Density scaling of the diffusion coefficient at various pressures in viscous liquids

TL;DR

This paper develops an analytical model based on thermodynamics and solid-state defect theory to describe how the diffusion coefficient in viscous liquids scales with density across various pressures, aligning with recent simulation results.

Contribution

It introduces a second-order polynomial function for density scaling of diffusion coefficients, directly linking parameters to the Gruneisen constant, and confirms the model with simulation data.

Findings

Density scaling diffusion isotherms collapse onto a master curve.

The model parameters are determined solely by the scaling exponent.

Results agree with recent computer simulations of Lennard-Jones liquids.

Abstract

Fundamental thermodynamics and an earlier elastic solid-state point defect model [P. Varotsos and K. Alexopoulos, Phys.

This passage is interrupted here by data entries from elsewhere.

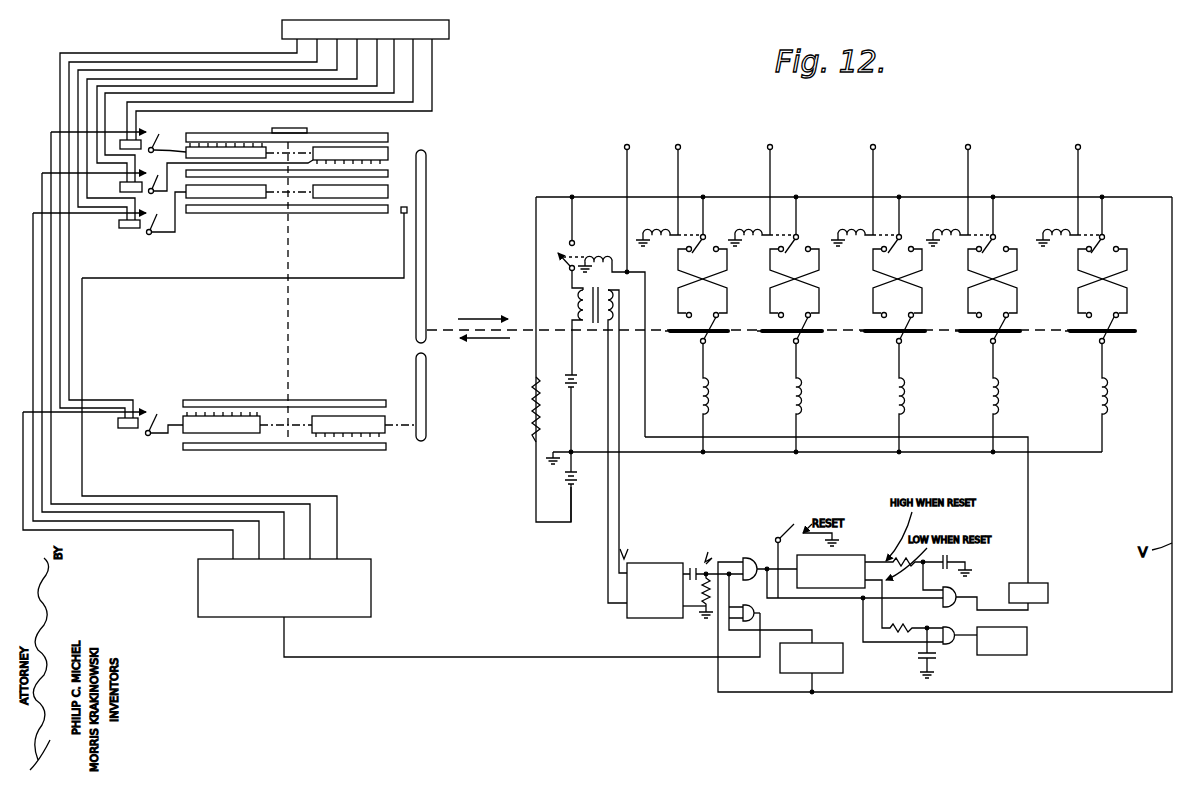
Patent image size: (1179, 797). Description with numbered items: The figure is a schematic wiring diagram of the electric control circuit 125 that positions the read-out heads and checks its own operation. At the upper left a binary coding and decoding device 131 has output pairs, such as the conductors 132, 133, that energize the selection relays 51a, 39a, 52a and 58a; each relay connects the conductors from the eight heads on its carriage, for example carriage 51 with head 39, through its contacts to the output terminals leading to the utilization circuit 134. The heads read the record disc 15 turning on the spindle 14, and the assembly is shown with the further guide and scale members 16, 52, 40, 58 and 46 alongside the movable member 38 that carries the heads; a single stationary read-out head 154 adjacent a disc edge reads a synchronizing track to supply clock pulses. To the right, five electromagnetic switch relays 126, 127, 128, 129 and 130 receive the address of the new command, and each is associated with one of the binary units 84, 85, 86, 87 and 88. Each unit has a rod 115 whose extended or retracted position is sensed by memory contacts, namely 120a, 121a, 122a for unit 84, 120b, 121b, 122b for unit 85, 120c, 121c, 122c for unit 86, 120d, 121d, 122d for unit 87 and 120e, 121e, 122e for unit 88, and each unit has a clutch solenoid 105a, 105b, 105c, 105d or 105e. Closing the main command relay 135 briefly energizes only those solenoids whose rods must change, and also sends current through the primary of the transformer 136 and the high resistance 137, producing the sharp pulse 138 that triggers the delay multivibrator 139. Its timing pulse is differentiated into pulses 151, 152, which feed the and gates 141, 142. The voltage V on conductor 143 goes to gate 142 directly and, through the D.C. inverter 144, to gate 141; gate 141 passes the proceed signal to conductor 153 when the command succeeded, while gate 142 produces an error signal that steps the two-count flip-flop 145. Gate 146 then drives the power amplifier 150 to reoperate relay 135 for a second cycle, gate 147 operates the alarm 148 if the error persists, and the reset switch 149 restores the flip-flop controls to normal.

The binary coding and decoding device 131 is at (282, 23).
The conductor 133 is at (413, 62).
The conductor 132 is at (432, 86).
The selection relay 51a is at (134, 140).
The selection relay 39a is at (122, 187).
The selection relay 52a is at (129, 229).
The selection relay 58a is at (128, 429).
The record disc 15 is at (236, 120).
The spindle 14 is at (307, 131).
The carriage 51 is at (226, 151).
The head 39 is at (350, 155).
The guide bar 16 is at (388, 174).
The scale member 52 is at (226, 191).
The scale member 40 is at (350, 191).
The stationary read-out head 154 is at (400, 214).
The member 38 is at (427, 234).
The scale member 58 is at (221, 422).
The scale member 46 is at (348, 426).
The utilization circuit 134 is at (372, 584).
The conductor 153 is at (476, 657).
The electric control circuit 125 is at (737, 182).
The conductor 143 is at (1118, 683).
The high resistance 137 is at (512, 409).
The main command relay 135 is at (612, 240).
The transformer 136 is at (579, 304).
The binary unit 88 is at (707, 185).
The binary unit 87 is at (814, 185).
The binary unit 86 is at (922, 185).
The binary unit 85 is at (999, 185).
The binary unit 84 is at (1109, 185).
The electromagnetic switch relay 126 is at (660, 230).
The electromagnetic switch relay 127 is at (752, 230).
The electromagnetic switch relay 128 is at (855, 230).
The electromagnetic switch relay 129 is at (950, 230).
The electromagnetic switch relay 130 is at (1054, 230).
The memory contact 122e is at (686, 300).
The memory contact 121e is at (742, 293).
The memory contact 122d is at (778, 316).
The memory contact 121d is at (835, 293).
The memory contact 122c is at (881, 316).
The memory contact 121c is at (938, 293).
The memory contact 122b is at (976, 316).
The memory contact 121b is at (1033, 293).
The memory contact 122a is at (1086, 316).
The memory contact 121a is at (1120, 310).
The memory contact 120e is at (700, 344).
The memory contact 120d is at (792, 344).
The memory contact 120c is at (895, 344).
The memory contact 120b is at (990, 344).
The memory contact 120a is at (1100, 344).
The clutch solenoid 105e is at (700, 398).
The clutch solenoid 105d is at (792, 398).
The clutch solenoid 105c is at (895, 398).
The clutch solenoid 105b is at (990, 398).
The clutch solenoid 105a is at (1098, 398).
The rod 115 is at (1096, 342).
The delay multivibrator 139 is at (656, 563).
The sharp pulse 138 is at (618, 562).
The differentiated pulse 151 is at (695, 532).
The differentiated pulse 152 is at (724, 554).
The and gate 142 is at (748, 556).
The and gate 141 is at (762, 610).
The D.C. inverter 144 is at (843, 631).
The reset switch 149 is at (779, 536).
The 2-count flip-flop device 145 is at (867, 560).
The and gate 146 is at (958, 590).
The power amplifier 150 is at (1040, 583).
The and gate 147 is at (945, 626).
The alarm 148 is at (1028, 636).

Rev B 15, 4111 (1977); 18, 2683 (1978)] are employed to formulate an analytical second-order polynomial function describing the density scaling of the diffusion coefficient in viscous liquids. The function parameters are merely determined by the scaling exponent, which is directly connected with the Gruneisen constant. Density scaling diffusion coefficient isotherms obtained at different pressures collapse on a unique master curve, in agreement with recent computer simulation results of Lennard-Jones viscous liquids, [D. Coslovich and C.M. Roland, J. Phys. Chem. B 112, 1329 (2008)].